Dalam webbinar bertajuk "Bangkit dari Pandemi: Mendorong Ekonomi Sirkular untuk Masyarakat dan Bumi yang Lebih sehat" gelaran Danone-Aqua itu, Ujang menyampaikan, salah satu caranya adalah dengan mengoptimalkan pengolahan limbah plastik dalam negeri.
"Kita optimalkan yang ada di dalam negeri, sampahnya masih cukup baik, produknya banyak. Jadi ke depan Indonesia inging mengurangi bahkan menutup sama sekali [impor], akan kita penuhi dari dalam negeri," ujarnya.
Menurutnya, daur ulang sampah plastik juga akan mengurangi kebutuhan bijih plastik yang dibuat dari bahan fosil yakni minyak bumi, sehingga penggunaan virgin plastik ini harus segera dikurangi.
"Kalau kita daur ulang sampah plastik, itu juga mengurangi kebutuhan virgin plastik, karena virgin plastik itu diambil dari fosil, dari minyak dan ini harus segera dikurangi," ujarnya.
Sedangkan soal hasil penelitian dari ?Dr. Jenna Jambeck yang menyatakan bahwa Indonesia merupakan negara kedua terbesar di dunia yang membuang sampah plastik ke laut, Ujang mengatakan, Indonesia sudah mempunyai data terbaru.
"Jadi pemerintah sudah mengeluarkan data terbaru, base line timbunan sampah plastik di laut sudah secara resmi disampaikan. Bahwa sampah laut berdasrkan hasil riset LIPI yaitu jumlahnya 0,27-059 juta ton," ujarnya.
Menurut Ujang, angka tersebut jauh dibanding dengan angka yang dikeluarkan Jenna Jambeck. Jambeck menyebut angka maksimalnya mencapai 1,3 juta ton.
"Ini salah satu jawaban pemerintah Indonesia yang ingin membuktikan tidak sebanyak itu nyampahnya di laut. Ini hasil riset dan akan dilakukan perbaikan-peraikan," tandasnya.
Senada dengan Ujang, peneliti dari Sustainable Waste Indonesia (SWI), Dini Trisyanti, mengatakan, Indonesia tidak perlu memiliki ketergantungan pada impor plastik jika daur ulang sampah plastik di dalam negeri bisa dilakukan secara optimal.
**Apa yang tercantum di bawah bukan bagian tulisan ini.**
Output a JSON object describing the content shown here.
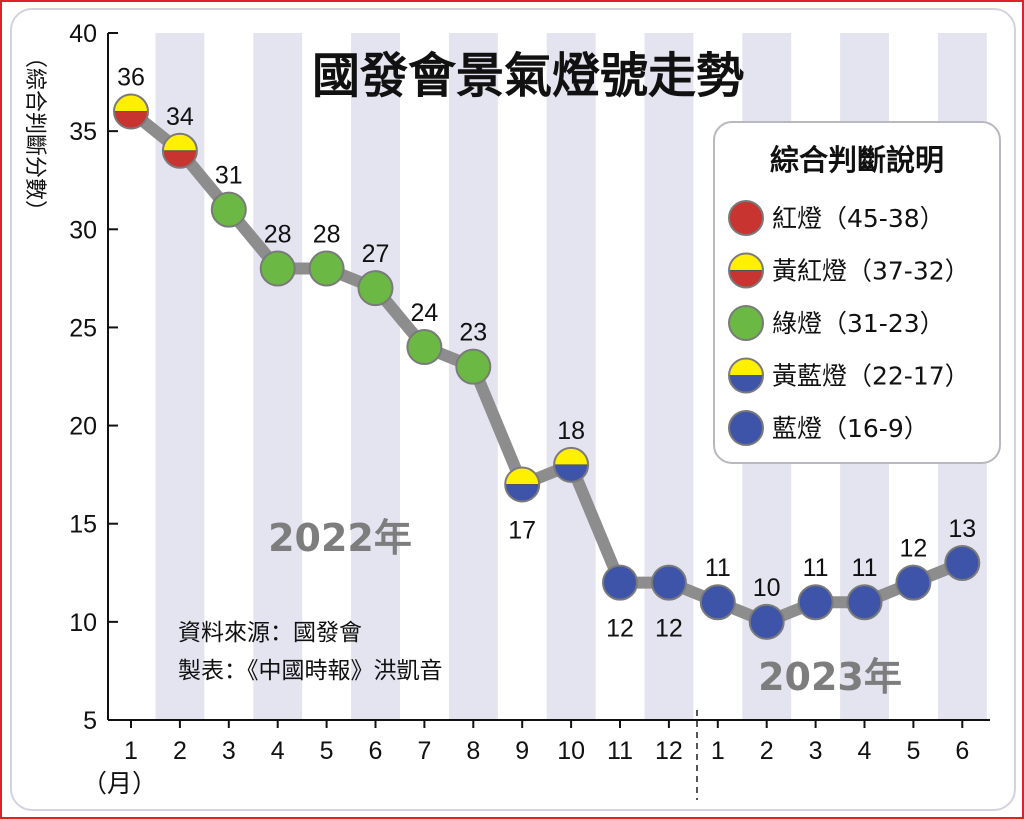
{
  "chart_data": {
    "type": "line",
    "title": "國發會景氣燈號走勢",
    "ylabel": "（綜合判斷分數）",
    "xlabel": "（月）",
    "ylim": [
      5,
      40
    ],
    "yticks": [
      5,
      10,
      15,
      20,
      25,
      30,
      35,
      40
    ],
    "x": [
      "1",
      "2",
      "3",
      "4",
      "5",
      "6",
      "7",
      "8",
      "9",
      "10",
      "11",
      "12",
      "1",
      "2",
      "3",
      "4",
      "5",
      "6"
    ],
    "values": [
      36,
      34,
      31,
      28,
      28,
      27,
      24,
      23,
      17,
      18,
      12,
      12,
      11,
      10,
      11,
      11,
      12,
      13
    ],
    "signals": [
      "yellow-red",
      "yellow-red",
      "green",
      "green",
      "green",
      "green",
      "green",
      "green",
      "yellow-blue",
      "yellow-blue",
      "blue",
      "blue",
      "blue",
      "blue",
      "blue",
      "blue",
      "blue",
      "blue"
    ],
    "year_labels": [
      "2022年",
      "2023年"
    ],
    "legend": {
      "title": "綜合判斷說明",
      "placement": "top-right",
      "items": [
        {
          "label": "紅燈（45-38）",
          "signal": "red"
        },
        {
          "label": "黃紅燈（37-32）",
          "signal": "yellow-red"
        },
        {
          "label": "綠燈（31-23）",
          "signal": "green"
        },
        {
          "label": "黃藍燈（22-17）",
          "signal": "yellow-blue"
        },
        {
          "label": "藍燈（16-9）",
          "signal": "blue"
        }
      ]
    },
    "notes": [
      "資料來源：國發會",
      "製表：《中國時報》洪凱音"
    ],
    "colors": {
      "red": "#c8342f",
      "yellow": "#fff000",
      "green": "#6bb845",
      "blue": "#3d54a8",
      "line": "#8d8d8d",
      "stripe": "#e4e3f0"
    }
  }
}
"Ada data plastik, di Indonesia itu jumlah plastik yang dikonsumsi penduduk ada 5,6 juta ton. Ternyata dari 2,3 juta ton pertahun dipenuhi dari produksi domestik. Ada 1/3 dari impor dan 1/3 dari daur ulang," katanya.
Angka 1/3 untuk pasokan dari ulang plastik tersebut sepertinya cukup besar. Namun angka ini perlu dicermati karena merupakan gabungan dari pos consumers, industrial, dan skrab impor.
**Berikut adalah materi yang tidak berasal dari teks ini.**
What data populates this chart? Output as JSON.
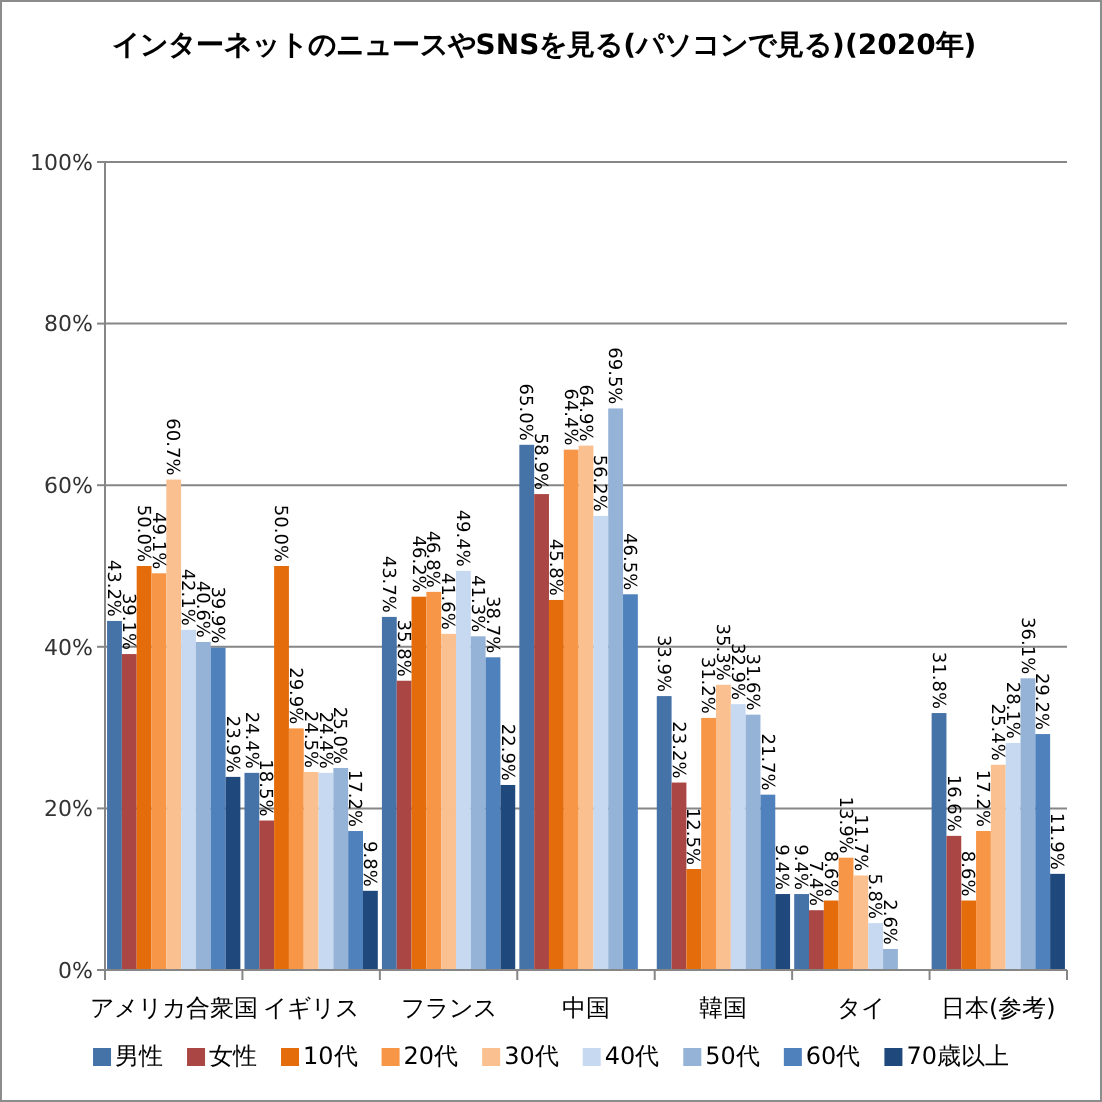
{
  "chart_data": {
    "type": "bar",
    "title": "インターネットのニュースやSNSを見る(パソコンで見る)(2020年)",
    "categories": [
      "アメリカ合衆国",
      "イギリス",
      "フランス",
      "中国",
      "韓国",
      "タイ",
      "日本(参考)"
    ],
    "series": [
      {
        "name": "男性",
        "color": "#4572a7",
        "values": [
          43.2,
          24.4,
          43.7,
          65.0,
          33.9,
          9.4,
          31.8
        ],
        "value_labels": [
          "43.2%",
          "24.4%",
          "43.7%",
          "65.0%",
          "33.9%",
          "9.4%",
          "31.8%"
        ]
      },
      {
        "name": "女性",
        "color": "#aa4643",
        "values": [
          39.1,
          18.5,
          35.8,
          58.9,
          23.2,
          7.4,
          16.6
        ],
        "value_labels": [
          "39.1%",
          "18.5%",
          "35.8%",
          "58.9%",
          "23.2%",
          "7.4%",
          "16.6%"
        ]
      },
      {
        "name": "10代",
        "color": "#e46c0a",
        "values": [
          50.0,
          50.0,
          46.2,
          45.8,
          12.5,
          8.6,
          8.6
        ],
        "value_labels": [
          "50.0%",
          "50.0%",
          "46.2%",
          "45.8%",
          "12.5%",
          "8.6%",
          "8.6%"
        ]
      },
      {
        "name": "20代",
        "color": "#f79646",
        "values": [
          49.1,
          29.9,
          46.8,
          64.4,
          31.2,
          13.9,
          17.2
        ],
        "value_labels": [
          "49.1%",
          "29.9%",
          "46.8%",
          "64.4%",
          "31.2%",
          "13.9%",
          "17.2%"
        ]
      },
      {
        "name": "30代",
        "color": "#fac090",
        "values": [
          60.7,
          24.5,
          41.6,
          64.9,
          35.3,
          11.7,
          25.4
        ],
        "value_labels": [
          "60.7%",
          "24.5%",
          "41.6%",
          "64.9%",
          "35.3%",
          "11.7%",
          "25.4%"
        ]
      },
      {
        "name": "40代",
        "color": "#c6d9f1",
        "values": [
          42.1,
          24.4,
          49.4,
          56.2,
          32.9,
          5.8,
          28.1
        ],
        "value_labels": [
          "42.1%",
          "24.4%",
          "49.4%",
          "56.2%",
          "32.9%",
          "5.8%",
          "28.1%"
        ]
      },
      {
        "name": "50代",
        "color": "#95b3d7",
        "values": [
          40.6,
          25.0,
          41.3,
          69.5,
          31.6,
          2.6,
          36.1
        ],
        "value_labels": [
          "40.6%",
          "25.0%",
          "41.3%",
          "69.5%",
          "31.6%",
          "2.6%",
          "36.1%"
        ]
      },
      {
        "name": "60代",
        "color": "#4f81bd",
        "values": [
          39.9,
          17.2,
          38.7,
          46.5,
          21.7,
          null,
          29.2
        ],
        "value_labels": [
          "39.9%",
          "17.2%",
          "38.7%",
          "46.5%",
          "21.7%",
          null,
          "29.2%"
        ]
      },
      {
        "name": "70歳以上",
        "color": "#1f497d",
        "values": [
          23.9,
          9.8,
          22.9,
          null,
          9.4,
          null,
          11.9
        ],
        "value_labels": [
          "23.9%",
          "9.8%",
          "22.9%",
          null,
          "9.4%",
          null,
          "11.9%"
        ]
      }
    ],
    "ylim": [
      0,
      100
    ],
    "yticks": [
      {
        "value": 0,
        "label": "0%"
      },
      {
        "value": 20,
        "label": "20%"
      },
      {
        "value": 40,
        "label": "40%"
      },
      {
        "value": 60,
        "label": "60%"
      },
      {
        "value": 80,
        "label": "80%"
      },
      {
        "value": 100,
        "label": "100%"
      }
    ],
    "grid": "y",
    "legend": "bottom"
  }
}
Sepertinya daur ulang itu besar, tapi harus dicermati, ini gabungan dari pos konsumer, industrial, skrab impor. Pada tahun 2017, SWI melakukan riset. Hasilnya, daur ulang sampah plastik di Indonesia masih kecil, yakni. 0,36 juta ton dari total sampah plastik 5,6 juta ton.
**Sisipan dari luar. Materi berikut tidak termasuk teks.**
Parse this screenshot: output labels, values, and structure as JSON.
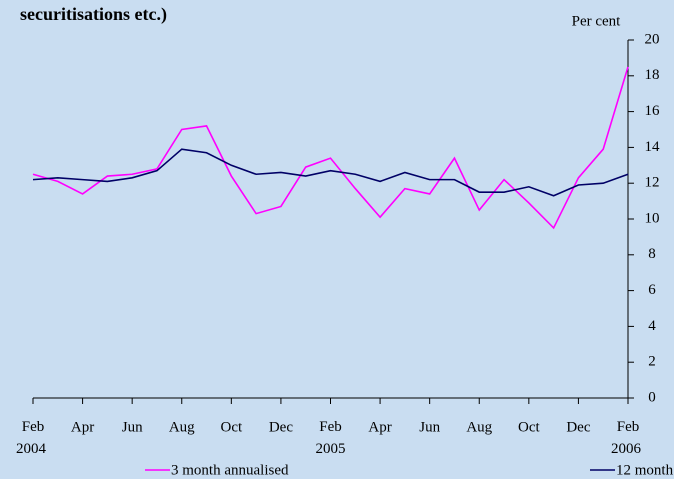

"Jadi kontribusinya 20% dari daur ulang. Ini masih sangat potensial. Jadi gap yang sangat besar dan bisa sekaligus menyelesaikan 2 masalah, bisa mengurangi proporsi impor dan mengurangi sampah yang ke TPA atau lingkungan," ujarnya.
Sementara itu, Direktur Sustainable Development Danone Indonesia, Karyanto Wibowo, menyampaikan, Green Procurement Policy ini merupakan salah satu yang ditunggu-tunggu kalangan industri.
"Ini salah satu intensif sehingga akan kita kembangkan lagi. Kita di Danone-Aqua kita semaksimal mungkin untuk bisa menerapkan konsep sirkular ekonomi di bisnis model kita dengan program kampanye #BijakBerplastik.
Sementara untuk mendukung program pemerintah mecegah masuknya sampah plastik ke laut melalui sungan, lanjut Karyanto, pihaknya pun sangat mendukung dan telah mulai melaukan pencegahan.
"Pelastik masuk lewat sungai, kita pakai alat mencegah, kita akan kembangkan di beberapa sungai setelah Jakarta," ujarnya.